AUGUSTA (AP) – The Department of Human Services has major accounting problems that go well beyond the recent discovery of $18.9 million in unaccounted federal funds, the state auditor said Monday.

More than $29 million in DHS expenses were challenged by state auditors in the 2002 fiscal year, auditor Gail Chase said. That equals 92 percent of the $32.3 million in spending challenged throughout state government.

Similarly, $5.1 million in DHS spending prompted the auditor’s office to raise red flags in 2001, Chase said. That amounts to 85 percent of the $6 million in total state spending the auditor questioned.

Against that backdrop, the $18.9 million is “a fairly large iceberg,” Chase said, but “there are other icebergs” at DHS that point to an even bigger problem.

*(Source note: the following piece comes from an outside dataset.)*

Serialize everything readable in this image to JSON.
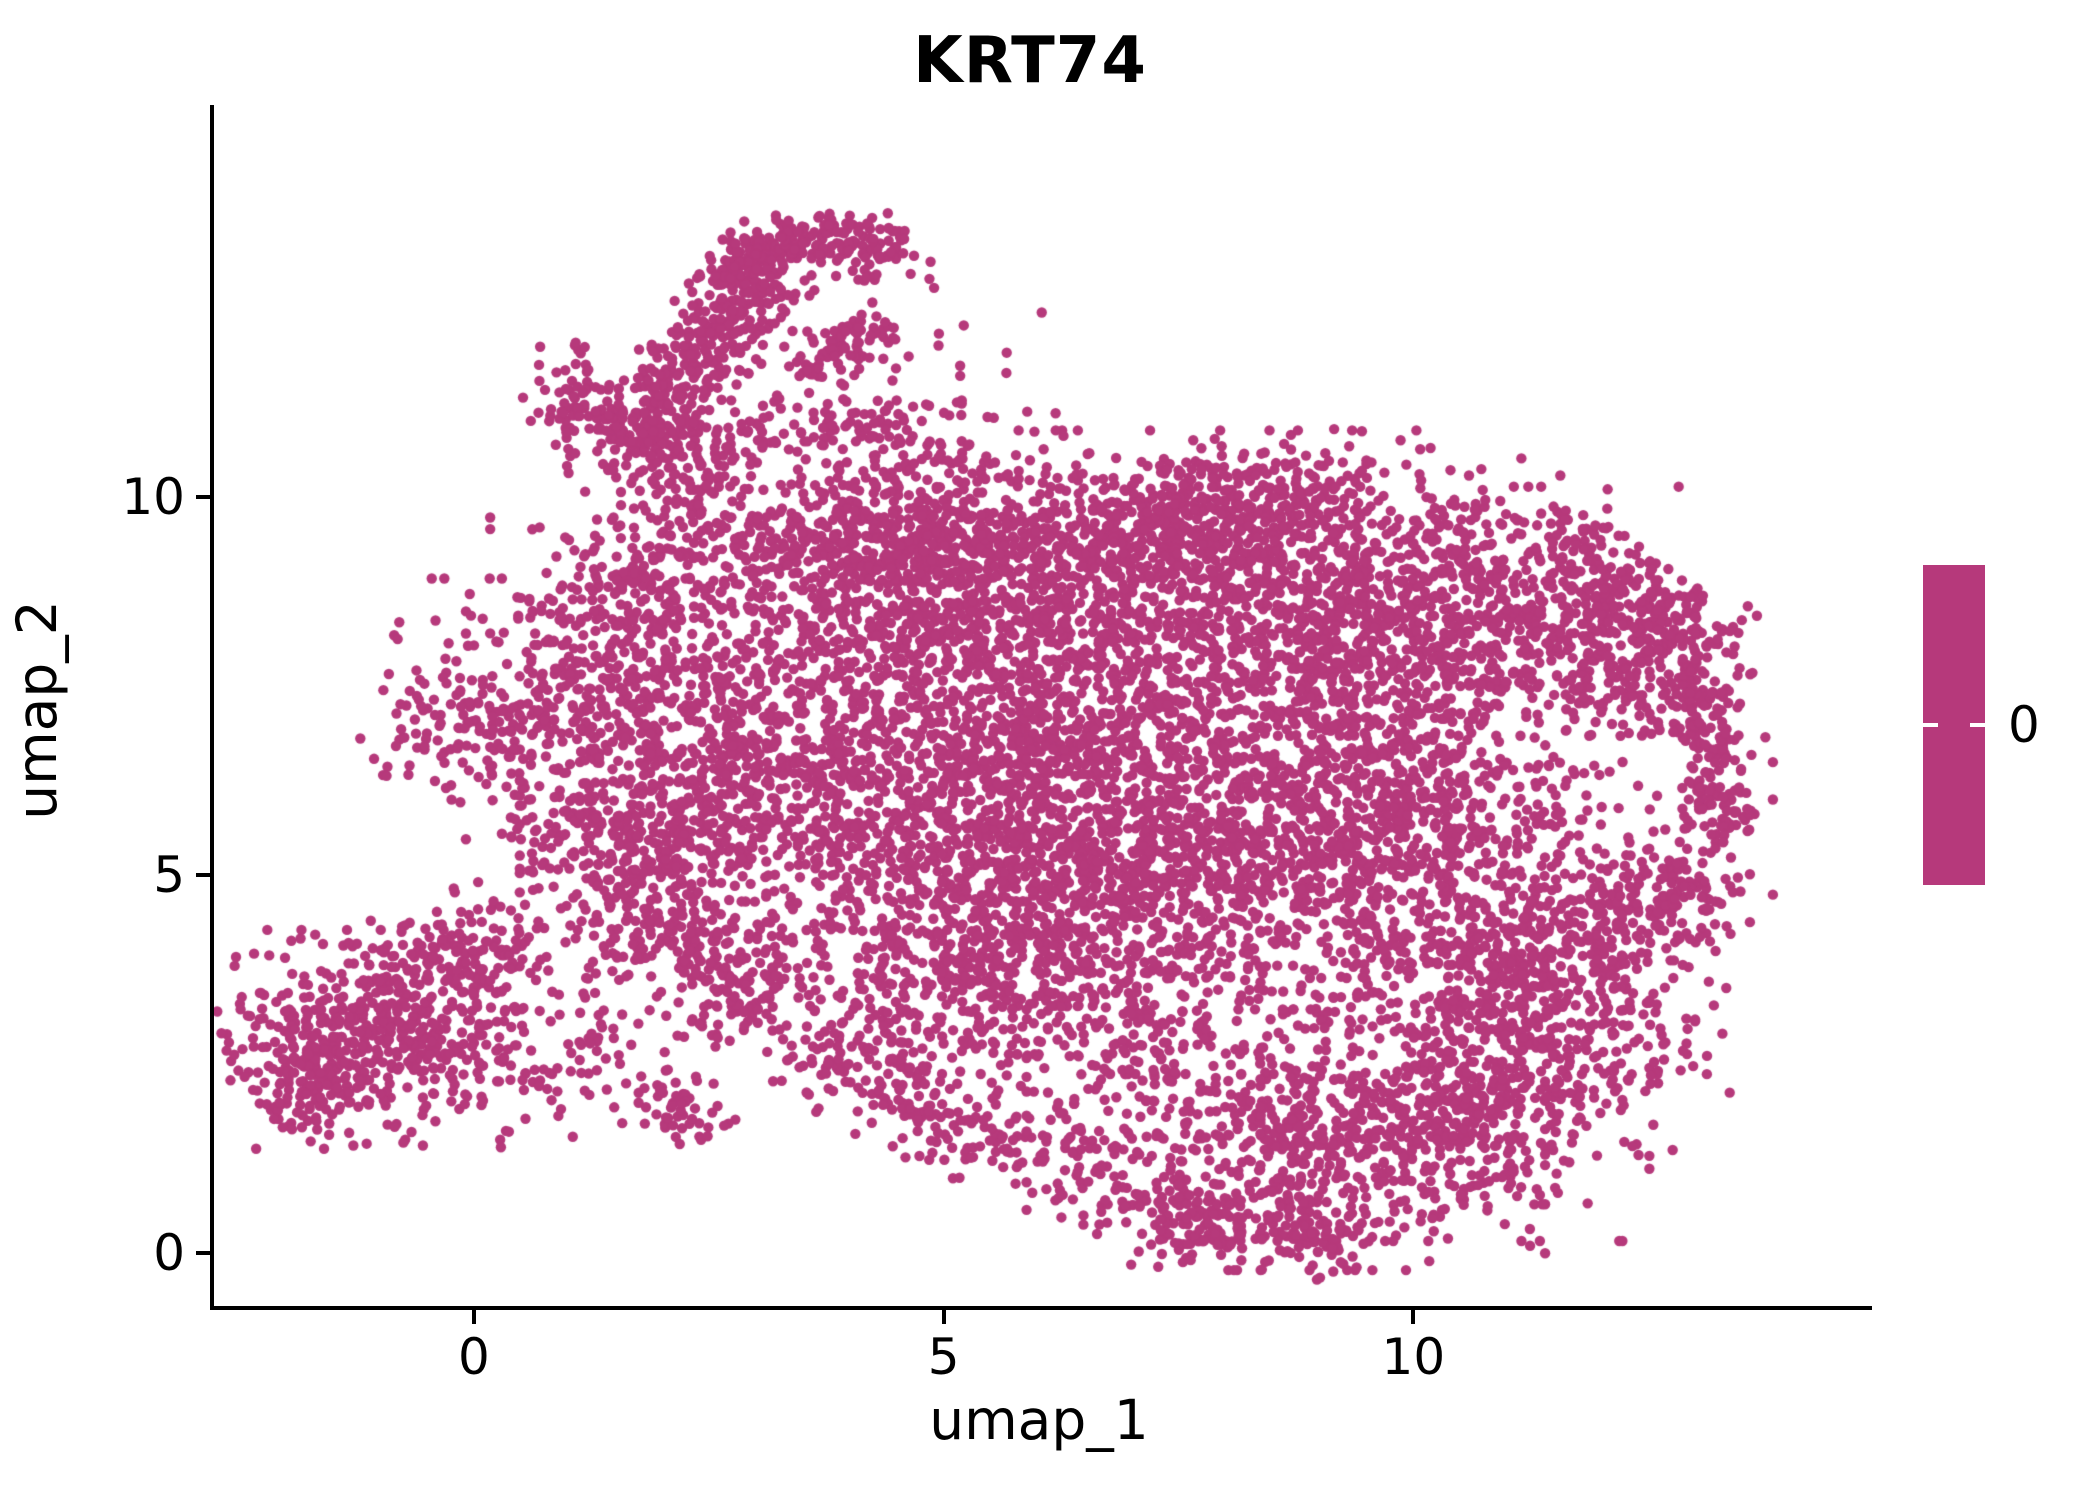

The Human Services Department often claims to correct accounting problems or other deficiencies reported by the auditor’s office, but the same problems sometimes recur or similar problems crop up later in other DHS programs, she said.

The Department of Human Services, one of the biggest state agencies with an annual budget of about $1.8 billion, receives more federal money than any other state agency.

The $29.6 million in questionable spending in 2002 includes the missing $18.9 million, which DHS apparently spent without proper record keeping. Chase told lawmakers last week that her office’s annual report will question what happened to the money.

She has said she does not believe the $18.9 million was stolen, because her auditors have found that DHS spent the same amount of federal money in recent years as it received.

But how DHS spent all the federal money is unclear, Chase said, because of the agency’s “convoluted” bookkeeping.

That could mean, for example, that DHS spent federal funds in unauthorized ways, possibly by moving money between programs without permission or documentation.

State officials have said the state may have to repay the money to the federal government unless an explanation turns up.

Also at risk is the state’s bond rating.

If the rating agencies downgrade the state’s status, interest rates would be higher when the state borrows money.